Intervention de Éric Dupond-Moretti

Réunion du 25 novembre 2022 à 14h30
Loi de finances pour 2023 — Justice

Éric Dupond-Moretti :

Monsieur le président, mesdames, messieurs les sénateurs, le projet de budget que j’ai l’honneur de vous présenter aujourd’hui devrait permettre, si vous le votez, une nouvelle hausse de plus de 8 % en 2023 au profit de notre justice.

Ce sont ainsi 710 millions d’euros supplémentaires qui abonderont en 2023 le budget du service public de la justice, qui frôlerait ainsi les 10 milliards d’euros pour l’année 2023. D’aucuns diront peut-être que ce n’est toujours pas suffisant, mais c’est plus que cela n’a jamais été.

Nous poursuivons les hausses sur ce quinquennat, et tous les acteurs du ministère – j’y insiste – bénéficieront directement et concrètement de celles-ci.

Le budget des services judiciaires augmente de 9 %, pour atteindre 3, 39 milliards d’euros pour 2023. Les crédits consacrés à l’administration pénitentiaire sont en hausse de plus de 7 %, soit un budget de 3, 91 milliards d’euros pour 2023, et ceux de la protection judiciaire de la jeunesse s’accroissent de plus de 10 %, atteignant 917 millions d’euros pour 2023.

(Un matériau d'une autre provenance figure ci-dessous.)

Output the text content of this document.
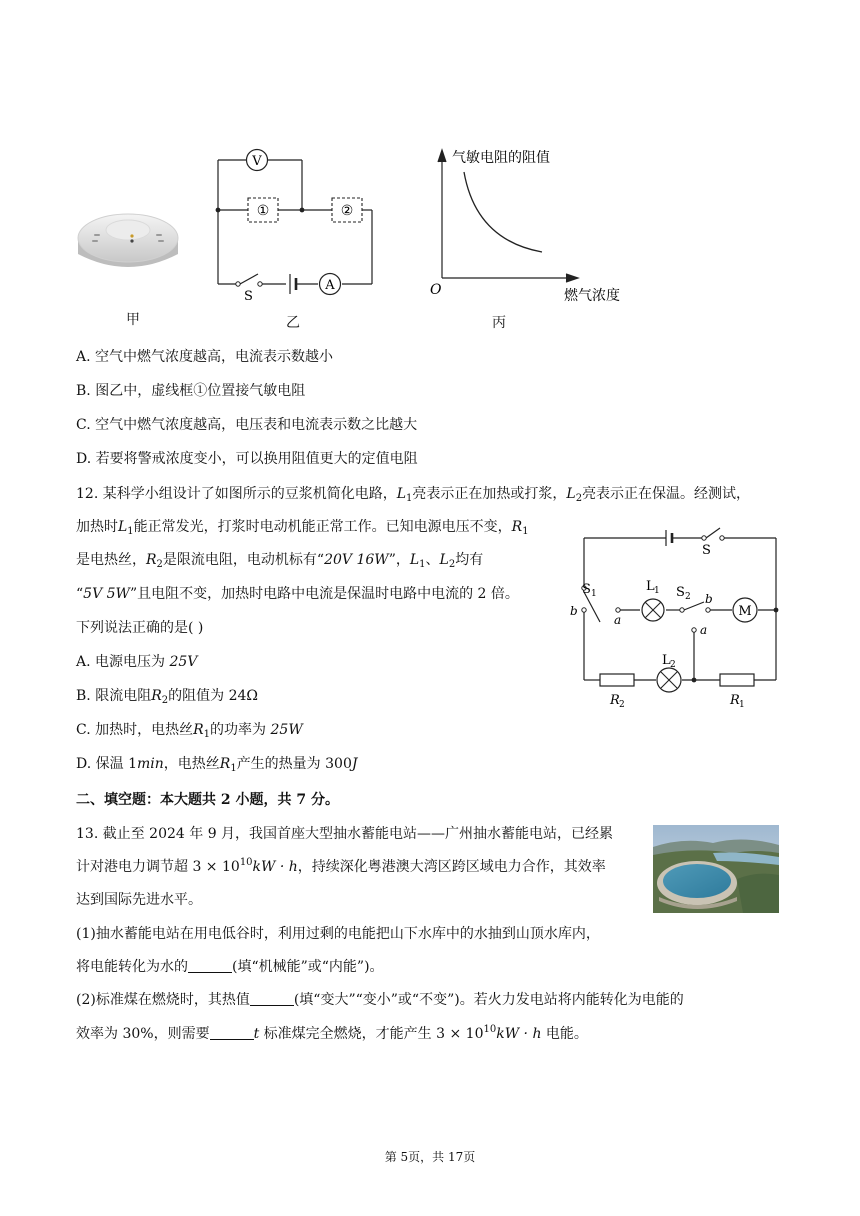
甲
V
①	②
A
S
乙
气敏电阻的阻值
O	燃气浓度
丙
A. 空气中燃气浓度越高，电流表示数越小
B. 图乙中，虚线框①位置接气敏电阻
C. 空气中燃气浓度越高，电压表和电流表示数之比越大
D. 若要将警戒浓度变小，可以换用阻值更大的定值电阻
12. 某科学小组设计了如图所示的豆浆机简化电路，$L_1$亮表示正在加热或打浆，$L_2$亮表示正在保温。经测试，
加热时$L_1$能正常发光，打浆时电动机能正常工作。已知电源电压不变，$R_1$
是电热丝，$R_2$是限流电阻，电动机标有“20V 16W”，$L_1$、$L_2$均有
“5V 5W”且电阻不变，加热时电路中电流是保温时电路中电流的 2 倍。
下列说法正确的是( )
A. 电源电压为 25V
B. 限流电阻$R_2$的阻值为 24Ω
C. 加热时，电热丝$R_1$的功率为 25W
D. 保温 1min，电热丝$R_1$产生的热量为 300J
M
S
S 1
b
a
L 1 S 2 b
a
L 2
R 2	R 1
二、填空题：本大题共 2 小题，共 7 分。
13. 截止至 2024 年 9 月，我国首座大型抽水蓄能电站——广州抽水蓄能电站，已经累
计对港电力调节超 $3 \times 10^{10}kW \cdot h$，持续深化粤港澳大湾区跨区域电力合作，其效率
达到国际先进水平。
(1)抽水蓄能电站在用电低谷时，利用过剩的电能把山下水库中的水抽到山顶水库内，
将电能转化为水的	(填“机械能”或“内能”)。
(2)标准煤在燃烧时，其热值	(填“变大”“变小”或“不变”)。若火力发电站将内能转化为电能的
效率为 30%，则需要	t 标准煤完全燃烧，才能产生 $3 \times 10^{10}kW \cdot h$ 电能。
第 5页，共 17页
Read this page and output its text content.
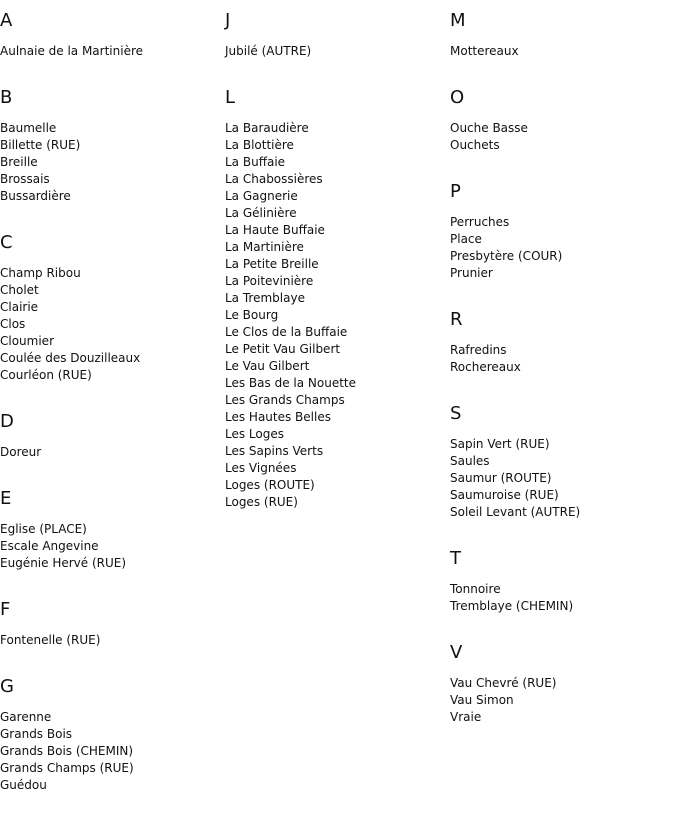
A
Aulnaie de la Martinière
B
Baumelle
Billette (RUE)
Breille
Brossais
Bussardière
C
Champ Ribou
Cholet
Clairie
Clos
Cloumier
Coulée des Douzilleaux
Courléon (RUE)
D
Doreur
E
Eglise (PLACE)
Escale Angevine
Eugénie Hervé (RUE)
F
Fontenelle (RUE)
G
Garenne
Grands Bois
Grands Bois (CHEMIN)
Grands Champs (RUE)
Guédou
J
Jubilé (AUTRE)
L
La Baraudière
La Blottière
La Buffaie
La Chabossières
La Gagnerie
La Gélinière
La Haute Buffaie
La Martinière
La Petite Breille
La Poitevinière
La Tremblaye
Le Bourg
Le Clos de la Buffaie
Le Petit Vau Gilbert
Le Vau Gilbert
Les Bas de la Nouette
Les Grands Champs
Les Hautes Belles
Les Loges
Les Sapins Verts
Les Vignées
Loges (ROUTE)
Loges (RUE)
M
Mottereaux
O
Ouche Basse
Ouchets
P
Perruches
Place
Presbytère (COUR)
Prunier
R
Rafredins
Rochereaux
S
Sapin Vert (RUE)
Saules
Saumur (ROUTE)
Saumuroise (RUE)
Soleil Levant (AUTRE)
T
Tonnoire
Tremblaye (CHEMIN)
V
Vau Chevré (RUE)
Vau Simon
Vraie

Si l’on dresse le bilan de l’effort budgétaire consacré à la justice, depuis mon arrivée, ce sont près de 4 milliards d’euros de crédits supplémentaires qui ont été alloués à la Chancellerie, passant ainsi de 7, 6 milliards d’euros en 2020 à 9, 6 milliards d’euros en 2023, soit une hausse de plus de 26 % du budget en trois ans, et de plus de 40 % si l’on prend comme point de départ le début du premier quinquennat du Président de la République.

Pour mémoire, le budget de la justice s’élevait, en 2017, à 6, 9 milliards d’euros.

Cette nouvelle hausse budgétaire confirme la priorité pluriannuelle donnée à la justice au sein de la politique gouvernementale. Elle confirme notre cap : continuer le rattrapage de trente ans d’abandon de la justice et mettre en œuvre les recommandations issues des États généraux de la justice.

À ce propos, il faut souligner que, si la question des moyens est bien sûr essentielle, nous devons également simplifier la procédure civile et la procédure pénale. Notre objectif – je sais que vous le partagez – est d’avoir une justice plus proche des justiciables, plus rapide et bien sûr plus efficace.

J’annoncerai dans quelques jours le plan d’action issu des travaux des États généraux de la justice. Je viendrai naturellement le présenter devant votre commission des lois.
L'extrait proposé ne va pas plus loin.